<!DOCTYPE HTML PUBLIC "-//W3C//DTD HTML 4.01//EN" "http://www.w3.org/TR/html4/strict.dtd">
<html>
<head>
<title>BuzzSaw - Overview</title>
</head>
<body>
<h1>BuzzSaw - Overview</h1>
<h2>Introduction</h2>
<p>The School of Informatics has approximately 1100 managed Linux
machines which, since the upgrade to the SL6 platform, send a copy
of all syslog messages over the network to a central log
server. The central log server is primarily intended as a secure
medium-term storage location for all system messages. This avoids
the potential for data loss when the security of a system is
compromised or a system crashes before all data can be written to
local storage. A secondary benefit of this centralised log storage
is that it makes it possible to easily search for interesting data
across multiple hosts and over long time periods. When system log
messages are only held locally on a machine it is typically quite
awkward to execute large-scale queries across many hosts. It is
also the case that data is often only held for short periods due
to disk space constraints.</p>
<p>The BuzzSaw project was developed to take advantage of the
goldmine of data which became available with the introduction of
centralised storage. The log messages are stored on disk in
separate directories for each machine and rotated daily so clearly
it would be possible to do a certain amount of data analysis using
basic command-line text processing tools (e.g. awk, grep,
sort). This simple approach rapidly breaks down though once you
need to do more complex queries based on information which is
derived from certain types of messages (e.g. username or source IP
address). It is also non-trivial to restrict queries to date and
time ranges using this processing method. Using these command-line
tools has many advantages, it is easy and quick to filter files
for messages which match strings and requires no extra skills or
knowledge. Any advanced data-analysis system must be similarly
straightforward to use whilst providing the extra features
necessary to fully explore the depths of the data.</p>
<p>There are many system log processing tools available, both
open-source and proprietary. Having examined a few of the options
it was clear that most are large, complex projects which provide
vastly more features than are required by Informatics. This makes
them difficult to comprehend or configure. There were also issues
related to installation and management which meant we felt they
were not a good match to our systems. It was thus decided that we
would develop software internally which could parse, filter and
store the data of interest from the system logs. We also required
a framework for report generation but the intention was that users
would not be tied into any particular single solution for report
generation. These requirements were developed into the BuzzSaw
project.</p>
<h2><a name="philosophy">Design Philosophy</a></h2>
<h3>Store only the interesting data</h3>
<p>The rsyslog daemon running on the central log server is doing a
very good job of storing the complete set of system log messages
for each machine into files. This is a lightweight and simple
approach which guarantees a high degree of reliability.
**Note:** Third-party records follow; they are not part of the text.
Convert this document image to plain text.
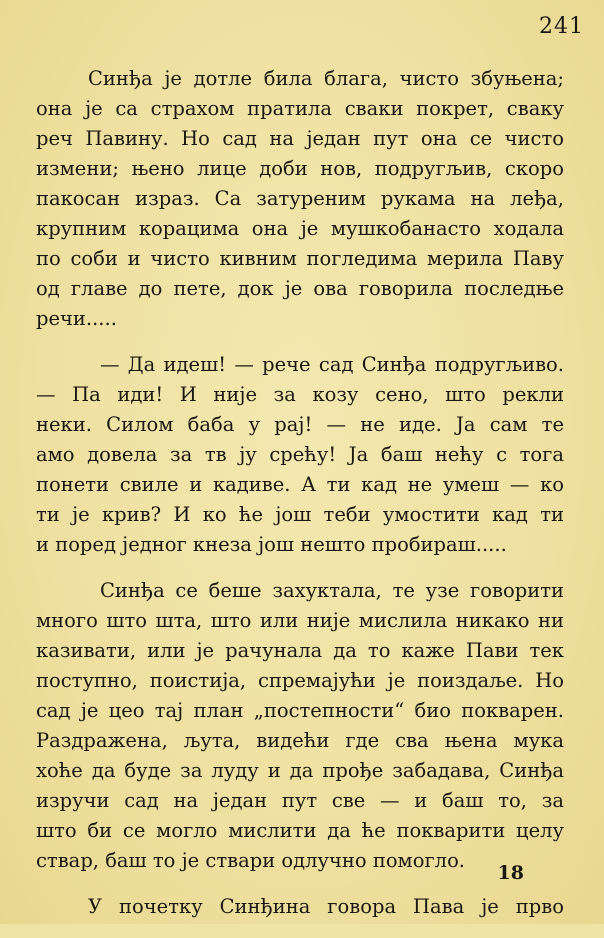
241
Синђа је дотле била блага, чисто збуњена;
она је са страхом пратила сваки покрет, сваку
реч Павину. Но сад на један пут она се чисто
измени; њено лице доби нов, подругљив, скоро
пакосан израз. Са затуреним рукама на леђа,
крупним корацима она је мушкобанасто ходала
по соби и чисто кивним погледима мерила Паву
од главе до пете, док је ова говорила последње
речи.....
— Да идеш! — рече сад Синђа подругљиво.
— Па иди! И није за козу сено, што рекли
неки. Силом баба у рај! — не иде. Ја сам те
амо довела за тв ју срећу! Ја баш нећу с тога
понети свиле и кадиве. А ти кад не умеш — ко
ти је крив? И ко ће још теби умостити кад ти
и поред једног кнеза још нешто пробираш.....
Синђа се беше захуктала, те узе говорити
много што шта, што или није мислила никако ни
казивати, или је рачунала да то каже Пави тек
поступно, поистија, спремајући је поиздаље. Но
сад је цео тај план „постепности“ био покварен.
Раздражена, љута, видећи где сва њена мука
хоће да буде за луду и да прође забадава, Синђа
изручи сад на један пут све — и баш то, за
што би се могло мислити да ће покварити целу
ствар, баш то је ствари одлучно помогло.
У почетку Синђина говора Пава је прво
18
From
examining the data it was clear that most of it is of little
interest to us on a daily basis. For example, on a busy SSH server
the ssh daemon authentication data that we actually wish to
analyse only constitutes 10% of the entire daily system logs. With
this in mind we decided to develop a data importing pipeline which
could process the log messages stored in the files on a regular
basis (hourly, daily, weekly, as necessary) and filter out the
data of interest for storage in a separate database. The aim was
that the design should not prevent the addition, at some later
date, of a facility to import log messages "live" from
the incoming stream of messages but that this would not be
necessary.</p>
<h3>Avoid unnecessarily parsing messages and files multiple times</h3>
<p>The log rotation and compression system we have in place means
that log files frequently change names. To avoid excessive
processing time and minimise computing resource consumption, any
log processing system should be intelligent enough to avoid
reprocessing files where only the file name has been
altered. Similarly, if the file compression level has changed (but
not the actual true content) then log messages should not be
parsed more than once.</p>
<h3>Allow reprocessing of the log messages</h3>
<p>Clearly if the approach is to ignore a large percentage of the
log messages and avoid reparsing previously seen messages then
occasionally a need to re-process the log files will occur. This
is most likely when an administrator has a new requirement to
analyse data related to some facility and generate long-term
statistics. It should be possible to go back through the system
logs and import more log messages where required.</p>
<h3>A single, straightforward query mechanism</h3>
<p>It should be possible to query all the data using a single,
straightforward query mechanism. The most obvious solution was to
import the data of interest into an SQL database. This means that
administrators can query the data directly using the SQL language
which is relatively simple, well understood and well
documented. As well as being a very powerful query language, this
has significant advantages over the command-line tool approach in
that it is not necessary to know the syntax for multiple different
tools (e.g. awk, grep, sed). The additional benefit is that
querying SQL databases is extremely well supported in most
programming languages (e.g. using DBI in Perl and psycopg2 in
Python).</p>
<h3>Support multiple data sources</h3>
<p>Currently we only have syslog style logs stored on our central
log server but there is no technical reason not to aggregate logs
from other services (e.g. apache). Consequently there must be the
option to import from multiple different sources. There should
also be no restrictions on the storage formats of the raw data. It
should be possible to process raw data from any file type, process
a live stream or work with an external database if required.</p>
<h3>Support parsing multiple formats</h3>
<p>With our current rsyslog configuration the log messages have
the date and time formatted as an RFC3339 timestamp. Other logging
systems (e.g. apache) use different timestamp formats and at some
point in the future we may wish to alter our chosen format. This
leads to the requirement that it should be possible to have the
log messages from different sources parsed in different ways.</p>
<h3>Support flexible filtering and processing</h3>
<p>The way in which filtering is done must be flexible and must
allow the administrator to easily configure the stack of filters
and the sequence in which they are applied. It must be possible to
have as many (or as few) filters as necessary. It must also be
possible for the filters to modify and extend the data associated
with log messages of interest. It should be possible to use the
same filter multiple times in a stack. Filters should be able to
see which filters have already been run and process the results
from those filters as well as the raw data itself. This would
allow, for instance, a user name classifier filter to work on user
names discovered by various filters earlier in the stack (e.g. SSH
and Cosign).</p>
<p>It must be straightforward and relatively simple to develop new
filters to select the log messages of interest. If possible there
should be support for using a generic filter module with a
specific set of configuration parameters to avoid the need to
write new code in simple situations.</p>
<h3>Provide a report generation framework</h3>
<p>Although it should be possible to generate reports in any
desirable manner using SQL queries there should also be a standard
report generation framework. This would provide an easy to use
interface which handles the most common situations.</p>
<p>The reporting framework must use a standard template system. It
should be possible to send the results to stdout or by email to
multiple addresses. It should be possible to generate multiple
formats, for example html web pages, as well as text.</p>
<p>Typically an administrator needs to generate reports on a
regular basis (hourly, daily, weekly, monthly) so those types of
recurring reports must be supported.</p>
<p>It must be straightforward and relatively simple to develop new
reports. If possible there should be support for using a generic
report module with a specific set of configuration parameters to
avoid the need to write new code in simple situations.</p>
</body>
</html>